Reproductive competition triggers mass eviction in cooperative banded mongooses — ASN Events

Reproductive competition triggers mass eviction in cooperative banded mongooses (#216)

Faye J Thompson 1 , Harry H Marshall 1 , Jennifer L Sanderson 1 , Emma I K Vitikainen 1 , Hazel J Nichols 2 , Jason S Gilchrist 3 , Andrew J Young 1 , Sarah J Hodge 1 , Michael A Cant 1
  1. Centre for Ecology and Conservation, University of Exeter, Penryn, Cornwall, UK
  2. School of Natural Sciences and Psychology, Liverpool John Moores University, Liverpool, UK
  3. School of Life Sciences, Napier University, Edinburgh, UK

Individuals living in cooperative animal societies face numerous conflicts of interest with other group members. In many vertebrate societies within-group conflict culminates in the forced eviction of group members, leading to the permanent dispersal of individuals. Eviction, therefore, is an important determinant of population structure and demography, but little is known about what factors trigger such events.

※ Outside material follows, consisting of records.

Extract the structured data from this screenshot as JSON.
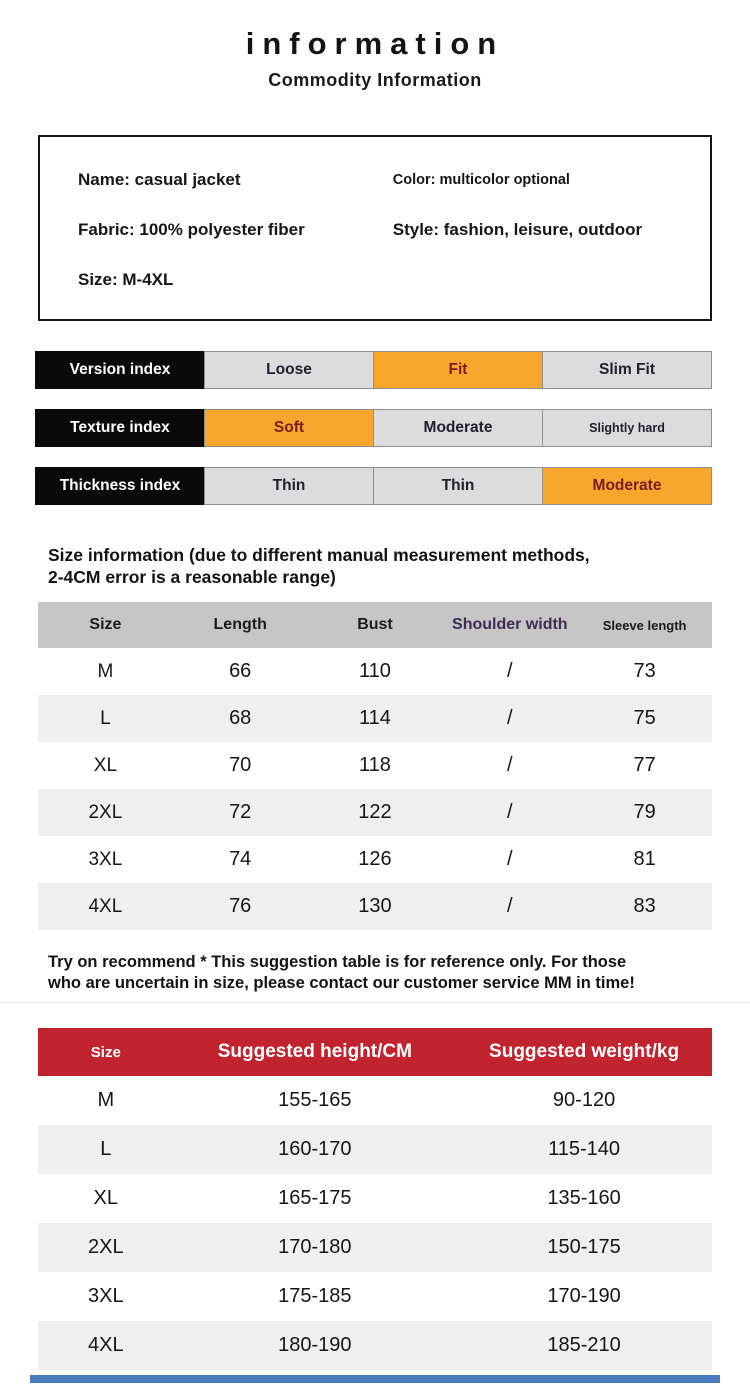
{
  "header": {
    "title": "information",
    "subtitle": "Commodity Information"
  },
  "product_info": {
    "name": "Name: casual jacket",
    "color": "Color: multicolor optional",
    "fabric": "Fabric: 100% polyester fiber",
    "style": "Style: fashion, leisure, outdoor",
    "size": "Size: M-4XL"
  },
  "indexes": [
    {
      "label": "Version index",
      "options": [
        {
          "text": "Loose",
          "highlight": false
        },
        {
          "text": "Fit",
          "highlight": true
        },
        {
          "text": "Slim Fit",
          "highlight": false
        }
      ]
    },
    {
      "label": "Texture index",
      "options": [
        {
          "text": "Soft",
          "highlight": true
        },
        {
          "text": "Moderate",
          "highlight": false
        },
        {
          "text": "Slightly hard",
          "highlight": false
        }
      ]
    },
    {
      "label": "Thickness index",
      "options": [
        {
          "text": "Thin",
          "highlight": false
        },
        {
          "text": "Thin",
          "highlight": false
        },
        {
          "text": "Moderate",
          "highlight": true
        }
      ]
    }
  ],
  "size_note": {
    "line1": "Size information (due to different manual measurement methods,",
    "line2": "2-4CM error is a reasonable range)"
  },
  "size_table": {
    "headers": [
      "Size",
      "Length",
      "Bust",
      "Shoulder width",
      "Sleeve length"
    ],
    "rows": [
      [
        "M",
        "66",
        "110",
        "/",
        "73"
      ],
      [
        "L",
        "68",
        "114",
        "/",
        "75"
      ],
      [
        "XL",
        "70",
        "118",
        "/",
        "77"
      ],
      [
        "2XL",
        "72",
        "122",
        "/",
        "79"
      ],
      [
        "3XL",
        "74",
        "126",
        "/",
        "81"
      ],
      [
        "4XL",
        "76",
        "130",
        "/",
        "83"
      ]
    ]
  },
  "try_on_note": {
    "line1": "Try on recommend * This suggestion table is for reference only. For those",
    "line2": "who are uncertain in size, please contact our customer service MM in time!"
  },
  "suggestion_table": {
    "headers": [
      "Size",
      "Suggested height/CM",
      "Suggested weight/kg"
    ],
    "rows": [
      [
        "M",
        "155-165",
        "90-120"
      ],
      [
        "L",
        "160-170",
        "115-140"
      ],
      [
        "XL",
        "165-175",
        "135-160"
      ],
      [
        "2XL",
        "170-180",
        "150-175"
      ],
      [
        "3XL",
        "175-185",
        "170-190"
      ],
      [
        "4XL",
        "180-190",
        "185-210"
      ]
    ]
  },
  "colors": {
    "highlight_orange": "#F7A62E",
    "highlight_text_maroon": "#7A1E1E",
    "index_label_bg": "#0A0A0A",
    "option_gray": "#DCDCDC",
    "table_header_gray": "#C6C6C6",
    "alt_row_gray": "#EFEFEF",
    "header_red": "#C2242F",
    "shoulder_header_purple": "#3D2C55",
    "footer_blue": "#4A7DBF"
  }
}
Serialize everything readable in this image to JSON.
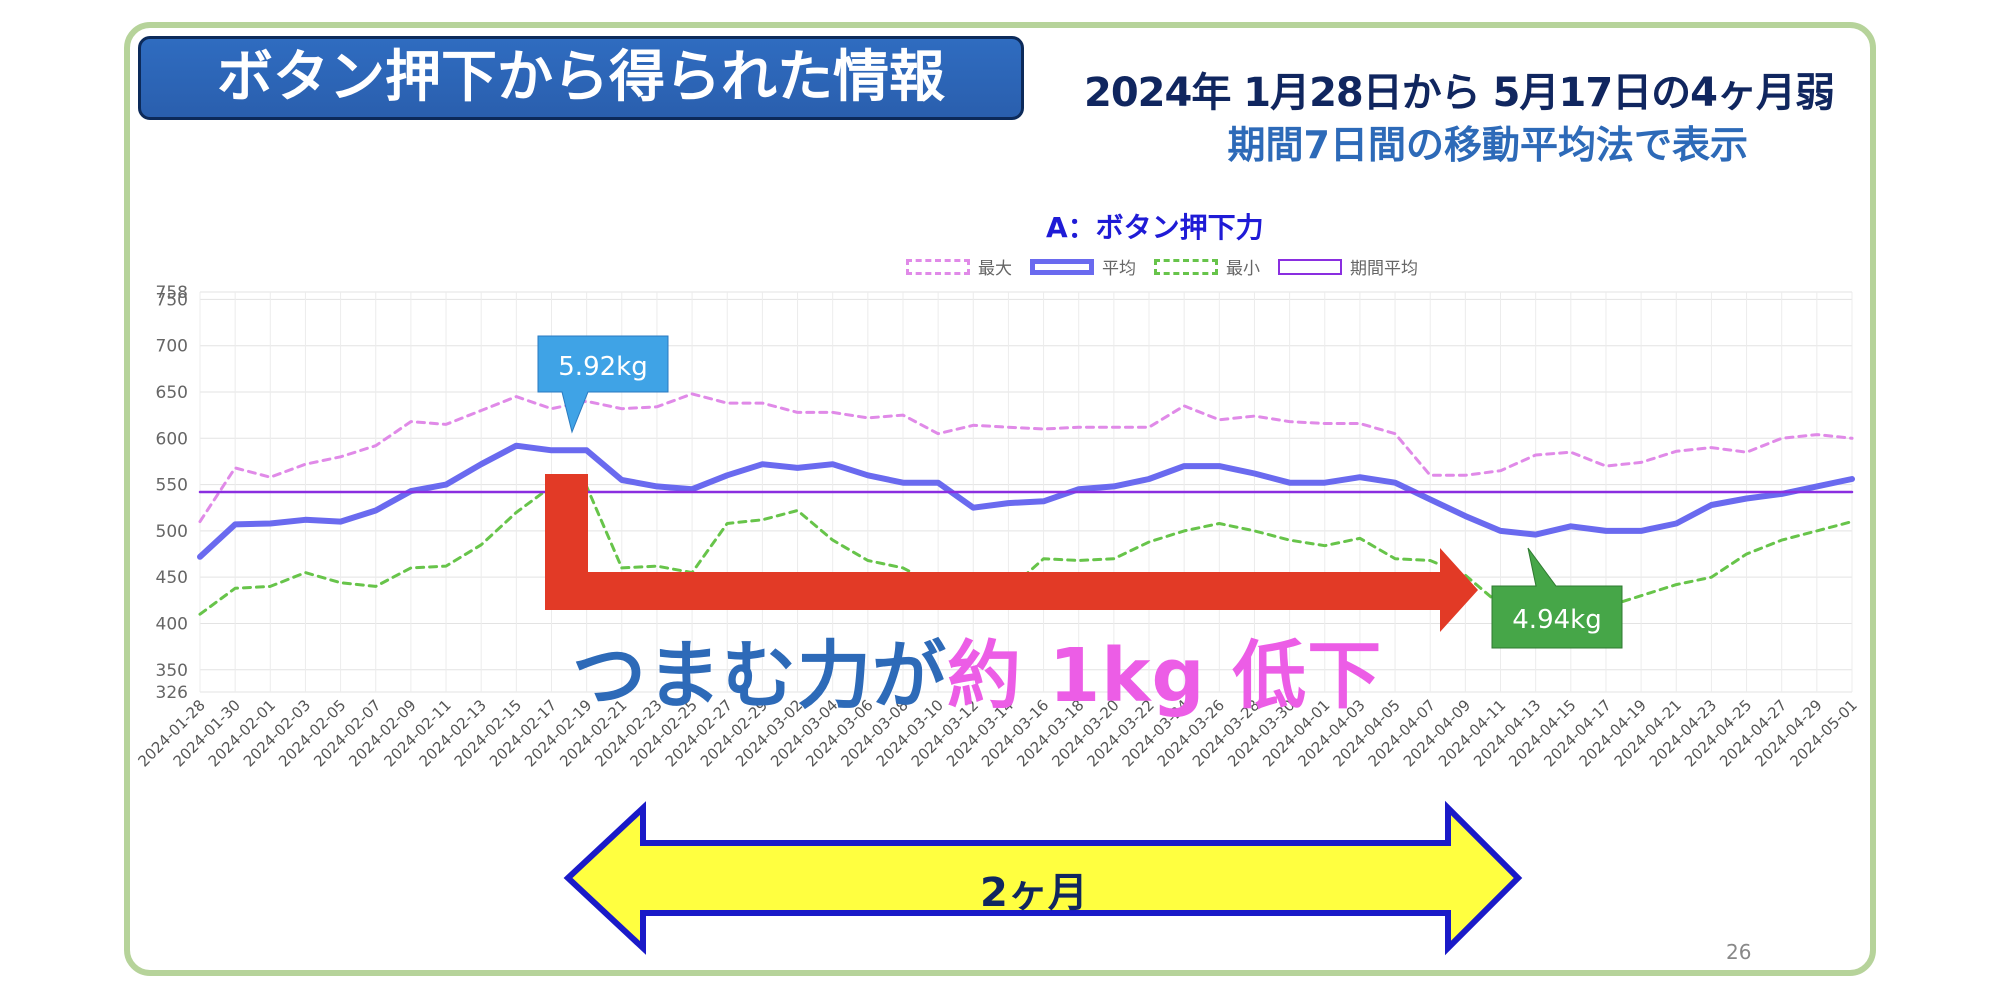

Three main explanations for patterns of eviction are (1) the reproductive competition hypothesis; (2) the coercion of cooperation hypothesis; and (3) the adaptive forced dispersal hypothesis. The last hypothesis proposes that dominant individuals use eviction as an adaptive strategy to propagate copies of their alleles through a highly structured population. Here we test these three hypotheses as explanations for observed eviction events in cooperatively breeding banded mongooses (Mungos mungo), using a 16 year database on life history, behaviour and genetic relatedness.  In this species groups of females, or mixed sex groups of males and females, are periodically evicted en masse. Our results suggest that reproductive competition is the main proximate trigger for eviction for both sexes. We find no evidence to suggest that eviction is used to coerce helping, or that eviction is an adaptive mechanism to force dispersal of related individuals into the wider population. Eviction of females changes the landscape of reproductive competition for remaining males, which can explain why males are often evicted (or inclined to leave) en masse alongside females, but then disperse in separate groups. Our results show that the means of resolving within-group conflict resonate through groups and populations to affect population structure, with important consequences for social evolution.